Our narrator is Pete Tarslaw who, when we meet him, is employed to knock together college application essays for semi-literate rich kids and foreign students. He decides to write a novel not because he has something to say, but because he sees the luxuriant ocean-view properties of bestselling writers in a Vanity Fair article, and because he wants to make his ex-girlfriend envious by arriving as a rich and famous author at her forthcoming wedding .

With the decision made, he begins to research the market, allowing Hely the opportunity to get stuck into every kind of bad book. But after weighing his options, Tarslaw decides to go down the "literary" route, since he won't have to concern himself with plot, and can cover everything in syrupy, vaguely meaningful lyricism. He concocts a series of superb rules: "Evoke confusing sadness at the end", "Must have scenes on highways making driving seem poetical". (This last one is to appeal to the market for audiobooks, most of which are listened to in cars.) And with these rules in place, he dutifully knocks out The Tornado Ashes Club, a hilariously awful and manipulative work about a grandson and grandmother on a road trip to scatter the ashes of a dead lover into a tornado, interspersed with Second World War flashbacks of the dead lover in the Mediterranean.

The Tornado Ashes Club looks like it will sink without trace until a Lindsay Lohan-type figure is seen hitting a member of the paparazzi over the head with a copy, and Tarslaw is rocketed into the mainstream. Hely then takes us on brief debunking trips around the realms of TV, film and celebrity culture, which are funny in their own right but don't quite match the cynicism and invective of the novel's earlier part.
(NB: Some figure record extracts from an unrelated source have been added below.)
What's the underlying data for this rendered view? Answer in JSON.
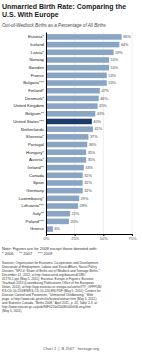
{
  "chart_data": {
    "type": "bar",
    "orientation": "horizontal",
    "title": "Unmarried Birth Rate: Comparing the\nU.S. With Europe",
    "subtitle": "Out-of-Wedlock Births as a Percentage of All Births",
    "categories": [
      "Estonia*",
      "Iceland",
      "Latvia*",
      "Norway",
      "Sweden",
      "France",
      "Bulgaria***",
      "Finland*",
      "Denmark*",
      "United Kingdom",
      "Belgium**",
      "United States***",
      "Netherlands",
      "Slovenia*",
      "Portugal",
      "Hungary*",
      "Austria*",
      "Ireland**",
      "Canada",
      "Spain",
      "Germany",
      "Luxembourg*",
      "Lithuania***",
      "Italy**",
      "Poland***",
      "Greece"
    ],
    "values": [
      66,
      64,
      59,
      55,
      55,
      53,
      53,
      47,
      46,
      45,
      43,
      40,
      41,
      37,
      36,
      35,
      35,
      33,
      32,
      32,
      32,
      29,
      28,
      21,
      20,
      6
    ],
    "value_labels": [
      "66%",
      "64%",
      "59%",
      "55%",
      "55%",
      "53%",
      "53%",
      "47%",
      "46%",
      "45%",
      "43%",
      "40%",
      "41%",
      "37%",
      "36%",
      "35%",
      "35%",
      "33%",
      "32%",
      "32%",
      "32%",
      "29%",
      "28%",
      "21%",
      "20%",
      "6%"
    ],
    "data_labels": true,
    "colors": [
      "#8aa4c4",
      "#8aa4c4",
      "#8aa4c4",
      "#8aa4c4",
      "#8aa4c4",
      "#8aa4c4",
      "#8aa4c4",
      "#8aa4c4",
      "#8aa4c4",
      "#8aa4c4",
      "#8aa4c4",
      "#1a3d6b",
      "#8aa4c4",
      "#8aa4c4",
      "#8aa4c4",
      "#8aa4c4",
      "#8aa4c4",
      "#8aa4c4",
      "#8aa4c4",
      "#8aa4c4",
      "#8aa4c4",
      "#8aa4c4",
      "#8aa4c4",
      "#8aa4c4",
      "#8aa4c4",
      "#8aa4c4"
    ],
    "xlim": [
      0,
      75
    ],
    "xticks": [
      {
        "value": 0,
        "label": "0%"
      },
      {
        "value": 25,
        "label": "25%"
      },
      {
        "value": 50,
        "label": "50%"
      },
      {
        "value": 75,
        "label": "75%"
      }
    ],
    "grid": true,
    "annotations": [
      "Note: Figures are for 2008 except those denoted with:\n* 2006     ** 2007     *** 2009",
      "Sources: Organisation for Economic Co-operation and Development,\nDirectorate of Employment, Labour and Social Affairs, Social Policy\nDivision, \"SF2.4: Share of Births out of Wedlock and Teenage Births,\"\nDecember 12, 2012, at http://www.oecd.org/dataoecd/1/86/\n41776,1.ppt (May 5, 2011); Eurostat, Europe in Figures: Eurostat\nYearbook 2013 (Luxembourg Publications Office of the European\nUnion, 2010), at http://epp.eurostat.ec.europa.eu/cache/ITY_OFFPUB/\nKS-CD-10-220/EN/KS-CD-10-220-EN.PDF (May 5, 2011); Centers for\nDisease Control and Prevention, \"Unmarried Childbearing,\" Web\npage, at http://www.cdc.gov/nchs/fastats/unmarr.htm (May 5, 2011);\nand Statistics Canada, \"Births 2008,\" April 2011, p. 20, Table 2-3, at\nhttp://www.statcan.gc.ca/pub/84F0210x/2008000/t006-eng.htm\n(May 5, 2011).",
      "Chart 1  |  B 2567   heritage.org"
    ]
  }
}
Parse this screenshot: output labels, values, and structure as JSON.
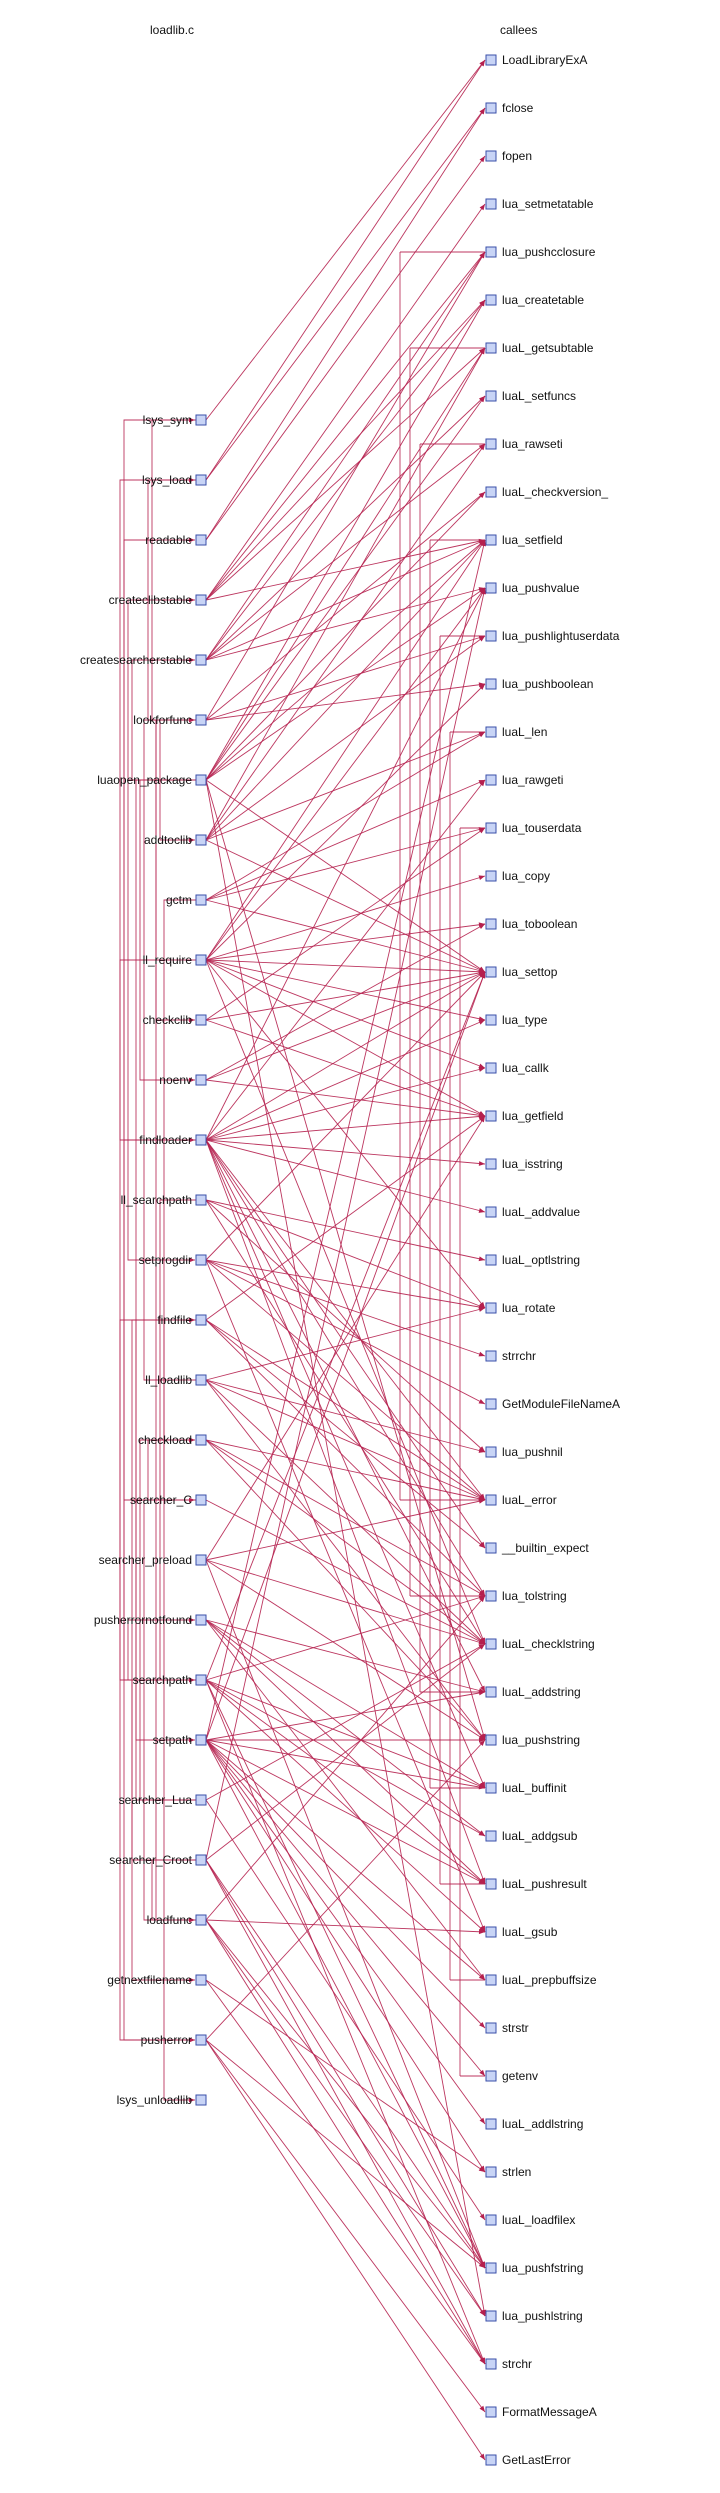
{
  "headers": {
    "left": "loadlib.c",
    "right": "callees"
  },
  "colors": {
    "edge": "#b5204e",
    "node_fill": "#c8d4f6",
    "node_stroke": "#3a4fa8"
  },
  "callers": [
    "lsys_sym",
    "lsys_load",
    "readable",
    "createclibstable",
    "createsearcherstable",
    "lookforfunc",
    "luaopen_package",
    "addtoclib",
    "gctm",
    "ll_require",
    "checkclib",
    "noenv",
    "findloader",
    "ll_searchpath",
    "setprogdir",
    "findfile",
    "ll_loadlib",
    "checkload",
    "searcher_C",
    "searcher_preload",
    "pusherrornotfound",
    "searchpath",
    "setpath",
    "searcher_Lua",
    "searcher_Croot",
    "loadfunc",
    "getnextfilename",
    "pusherror",
    "lsys_unloadlib"
  ],
  "callees": [
    "LoadLibraryExA",
    "fclose",
    "fopen",
    "lua_setmetatable",
    "lua_pushcclosure",
    "lua_createtable",
    "luaL_getsubtable",
    "luaL_setfuncs",
    "lua_rawseti",
    "luaL_checkversion_",
    "lua_setfield",
    "lua_pushvalue",
    "lua_pushlightuserdata",
    "lua_pushboolean",
    "luaL_len",
    "lua_rawgeti",
    "lua_touserdata",
    "lua_copy",
    "lua_toboolean",
    "lua_settop",
    "lua_type",
    "lua_callk",
    "lua_getfield",
    "lua_isstring",
    "luaL_addvalue",
    "luaL_optlstring",
    "lua_rotate",
    "strrchr",
    "GetModuleFileNameA",
    "lua_pushnil",
    "luaL_error",
    "__builtin_expect",
    "lua_tolstring",
    "luaL_checklstring",
    "luaL_addstring",
    "lua_pushstring",
    "luaL_buffinit",
    "luaL_addgsub",
    "luaL_pushresult",
    "luaL_gsub",
    "luaL_prepbuffsize",
    "strstr",
    "getenv",
    "luaL_addlstring",
    "strlen",
    "luaL_loadfilex",
    "lua_pushfstring",
    "lua_pushlstring",
    "strchr",
    "FormatMessageA",
    "GetLastError"
  ],
  "calls": [
    [
      "lsys_sym",
      "LoadLibraryExA"
    ],
    [
      "lsys_load",
      "LoadLibraryExA"
    ],
    [
      "lsys_load",
      "fclose"
    ],
    [
      "readable",
      "fclose"
    ],
    [
      "readable",
      "fopen"
    ],
    [
      "createclibstable",
      "lua_setmetatable"
    ],
    [
      "createclibstable",
      "lua_pushcclosure"
    ],
    [
      "createclibstable",
      "luaL_getsubtable"
    ],
    [
      "createclibstable",
      "lua_setfield"
    ],
    [
      "createclibstable",
      "lua_createtable"
    ],
    [
      "createsearcherstable",
      "lua_createtable"
    ],
    [
      "createsearcherstable",
      "lua_pushvalue"
    ],
    [
      "createsearcherstable",
      "lua_pushcclosure"
    ],
    [
      "createsearcherstable",
      "lua_rawseti"
    ],
    [
      "createsearcherstable",
      "lua_setfield"
    ],
    [
      "createsearcherstable",
      "luaL_setfuncs"
    ],
    [
      "lookforfunc",
      "lua_pushboolean"
    ],
    [
      "lookforfunc",
      "lua_pushcclosure"
    ],
    [
      "lookforfunc",
      "lua_pushlightuserdata"
    ],
    [
      "lookforfunc",
      "luaL_checkversion_"
    ],
    [
      "luaopen_package",
      "luaL_checkversion_"
    ],
    [
      "luaopen_package",
      "lua_createtable"
    ],
    [
      "luaopen_package",
      "luaL_setfuncs"
    ],
    [
      "luaopen_package",
      "lua_setfield"
    ],
    [
      "luaopen_package",
      "lua_pushvalue"
    ],
    [
      "luaopen_package",
      "luaL_getsubtable"
    ],
    [
      "luaopen_package",
      "lua_settop"
    ],
    [
      "luaopen_package",
      "lua_pushstring"
    ],
    [
      "luaopen_package",
      "lua_pushlstring"
    ],
    [
      "addtoclib",
      "luaL_getsubtable"
    ],
    [
      "addtoclib",
      "lua_pushlightuserdata"
    ],
    [
      "addtoclib",
      "lua_setfield"
    ],
    [
      "addtoclib",
      "luaL_len"
    ],
    [
      "addtoclib",
      "lua_rawseti"
    ],
    [
      "addtoclib",
      "lua_settop"
    ],
    [
      "gctm",
      "luaL_len"
    ],
    [
      "gctm",
      "lua_rawgeti"
    ],
    [
      "gctm",
      "lua_touserdata"
    ],
    [
      "gctm",
      "lua_settop"
    ],
    [
      "ll_require",
      "luaL_checklstring"
    ],
    [
      "ll_require",
      "lua_settop"
    ],
    [
      "ll_require",
      "lua_getfield"
    ],
    [
      "ll_require",
      "lua_toboolean"
    ],
    [
      "ll_require",
      "lua_pushvalue"
    ],
    [
      "ll_require",
      "lua_callk"
    ],
    [
      "ll_require",
      "lua_type"
    ],
    [
      "ll_require",
      "lua_setfield"
    ],
    [
      "ll_require",
      "lua_pushboolean"
    ],
    [
      "ll_require",
      "lua_copy"
    ],
    [
      "ll_require",
      "lua_rotate"
    ],
    [
      "checkclib",
      "lua_getfield"
    ],
    [
      "checkclib",
      "lua_touserdata"
    ],
    [
      "checkclib",
      "lua_settop"
    ],
    [
      "noenv",
      "lua_getfield"
    ],
    [
      "noenv",
      "lua_toboolean"
    ],
    [
      "noenv",
      "lua_settop"
    ],
    [
      "findloader",
      "lua_getfield"
    ],
    [
      "findloader",
      "lua_type"
    ],
    [
      "findloader",
      "luaL_error"
    ],
    [
      "findloader",
      "luaL_buffinit"
    ],
    [
      "findloader",
      "luaL_addvalue"
    ],
    [
      "findloader",
      "lua_rawgeti"
    ],
    [
      "findloader",
      "lua_pushvalue"
    ],
    [
      "findloader",
      "lua_callk"
    ],
    [
      "findloader",
      "lua_isstring"
    ],
    [
      "findloader",
      "lua_settop"
    ],
    [
      "findloader",
      "luaL_pushresult"
    ],
    [
      "findloader",
      "luaL_addstring"
    ],
    [
      "findloader",
      "__builtin_expect"
    ],
    [
      "findloader",
      "lua_tolstring"
    ],
    [
      "ll_searchpath",
      "luaL_checklstring"
    ],
    [
      "ll_searchpath",
      "luaL_optlstring"
    ],
    [
      "ll_searchpath",
      "lua_pushnil"
    ],
    [
      "ll_searchpath",
      "lua_rotate"
    ],
    [
      "setprogdir",
      "GetModuleFileNameA"
    ],
    [
      "setprogdir",
      "strrchr"
    ],
    [
      "setprogdir",
      "luaL_error"
    ],
    [
      "setprogdir",
      "luaL_gsub"
    ],
    [
      "setprogdir",
      "lua_rotate"
    ],
    [
      "setprogdir",
      "lua_settop"
    ],
    [
      "findfile",
      "lua_getfield"
    ],
    [
      "findfile",
      "lua_tolstring"
    ],
    [
      "findfile",
      "luaL_error"
    ],
    [
      "findfile",
      "__builtin_expect"
    ],
    [
      "ll_loadlib",
      "luaL_checklstring"
    ],
    [
      "ll_loadlib",
      "lua_pushnil"
    ],
    [
      "ll_loadlib",
      "lua_rotate"
    ],
    [
      "ll_loadlib",
      "lua_pushstring"
    ],
    [
      "ll_loadlib",
      "luaL_error"
    ],
    [
      "checkload",
      "lua_pushstring"
    ],
    [
      "checkload",
      "luaL_error"
    ],
    [
      "checkload",
      "lua_tolstring"
    ],
    [
      "checkload",
      "luaL_checklstring"
    ],
    [
      "searcher_C",
      "luaL_checklstring"
    ],
    [
      "searcher_preload",
      "luaL_checklstring"
    ],
    [
      "searcher_preload",
      "lua_getfield"
    ],
    [
      "searcher_preload",
      "lua_pushfstring"
    ],
    [
      "searcher_preload",
      "lua_pushstring"
    ],
    [
      "searcher_preload",
      "luaL_error"
    ],
    [
      "pusherrornotfound",
      "luaL_buffinit"
    ],
    [
      "pusherrornotfound",
      "luaL_addstring"
    ],
    [
      "pusherrornotfound",
      "luaL_addgsub"
    ],
    [
      "pusherrornotfound",
      "luaL_pushresult"
    ],
    [
      "pusherrornotfound",
      "luaL_prepbuffsize"
    ],
    [
      "searchpath",
      "strchr"
    ],
    [
      "searchpath",
      "luaL_buffinit"
    ],
    [
      "searchpath",
      "luaL_addgsub"
    ],
    [
      "searchpath",
      "luaL_pushresult"
    ],
    [
      "searchpath",
      "lua_tolstring"
    ],
    [
      "searchpath",
      "lua_pushfstring"
    ],
    [
      "searchpath",
      "luaL_gsub"
    ],
    [
      "searchpath",
      "lua_settop"
    ],
    [
      "setpath",
      "getenv"
    ],
    [
      "setpath",
      "lua_pushfstring"
    ],
    [
      "setpath",
      "lua_pushstring"
    ],
    [
      "setpath",
      "strstr"
    ],
    [
      "setpath",
      "luaL_buffinit"
    ],
    [
      "setpath",
      "luaL_addlstring"
    ],
    [
      "setpath",
      "luaL_addstring"
    ],
    [
      "setpath",
      "luaL_pushresult"
    ],
    [
      "setpath",
      "lua_setfield"
    ],
    [
      "setpath",
      "lua_settop"
    ],
    [
      "setpath",
      "strlen"
    ],
    [
      "setpath",
      "luaL_prepbuffsize"
    ],
    [
      "searcher_Lua",
      "luaL_checklstring"
    ],
    [
      "searcher_Lua",
      "luaL_loadfilex"
    ],
    [
      "searcher_Croot",
      "luaL_checklstring"
    ],
    [
      "searcher_Croot",
      "strchr"
    ],
    [
      "searcher_Croot",
      "lua_pushlstring"
    ],
    [
      "searcher_Croot",
      "lua_pushfstring"
    ],
    [
      "searcher_Croot",
      "lua_pushvalue"
    ],
    [
      "loadfunc",
      "strchr"
    ],
    [
      "loadfunc",
      "lua_pushlstring"
    ],
    [
      "loadfunc",
      "luaL_gsub"
    ],
    [
      "loadfunc",
      "lua_pushfstring"
    ],
    [
      "loadfunc",
      "lua_tolstring"
    ],
    [
      "getnextfilename",
      "strchr"
    ],
    [
      "getnextfilename",
      "strlen"
    ],
    [
      "pusherror",
      "GetLastError"
    ],
    [
      "pusherror",
      "FormatMessageA"
    ],
    [
      "pusherror",
      "lua_pushstring"
    ],
    [
      "pusherror",
      "lua_pushfstring"
    ]
  ],
  "internal_calls": [
    [
      "ll_require",
      "findloader"
    ],
    [
      "findloader",
      "searcher_C"
    ],
    [
      "luaopen_package",
      "createclibstable"
    ],
    [
      "luaopen_package",
      "createsearcherstable"
    ],
    [
      "luaopen_package",
      "setpath"
    ],
    [
      "luaopen_package",
      "noenv"
    ],
    [
      "ll_loadlib",
      "lookforfunc"
    ],
    [
      "lookforfunc",
      "lsys_load"
    ],
    [
      "lookforfunc",
      "lsys_sym"
    ],
    [
      "lookforfunc",
      "checkclib"
    ],
    [
      "lookforfunc",
      "addtoclib"
    ],
    [
      "searcher_C",
      "findfile"
    ],
    [
      "findfile",
      "searchpath"
    ],
    [
      "searchpath",
      "readable"
    ],
    [
      "searchpath",
      "pusherrornotfound"
    ],
    [
      "searchpath",
      "getnextfilename"
    ],
    [
      "searcher_Lua",
      "findfile"
    ],
    [
      "searcher_Lua",
      "checkload"
    ],
    [
      "searcher_C",
      "loadfunc"
    ],
    [
      "searcher_C",
      "checkload"
    ],
    [
      "searcher_Croot",
      "loadfunc"
    ],
    [
      "loadfunc",
      "lookforfunc"
    ],
    [
      "ll_searchpath",
      "searchpath"
    ],
    [
      "gctm",
      "lsys_unloadlib"
    ],
    [
      "lsys_load",
      "pusherror"
    ],
    [
      "lsys_sym",
      "pusherror"
    ],
    [
      "luaopen_package",
      "setprogdir"
    ],
    [
      "searcher_Croot",
      "findfile"
    ]
  ]
}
When Tarslaw admits to being a fraud on live TV, he goes from famous to infamous overnight. Towards the novel's end, Hely gets to grips with his big theme – of authenticity; of cynicism versus "truth", whatever that is – and, it has to be said, rather pulls his punches. Nevertheless, this remains a deeply, often painfully funny book, and should be read by anyone with a passing interest in the state of modern literature.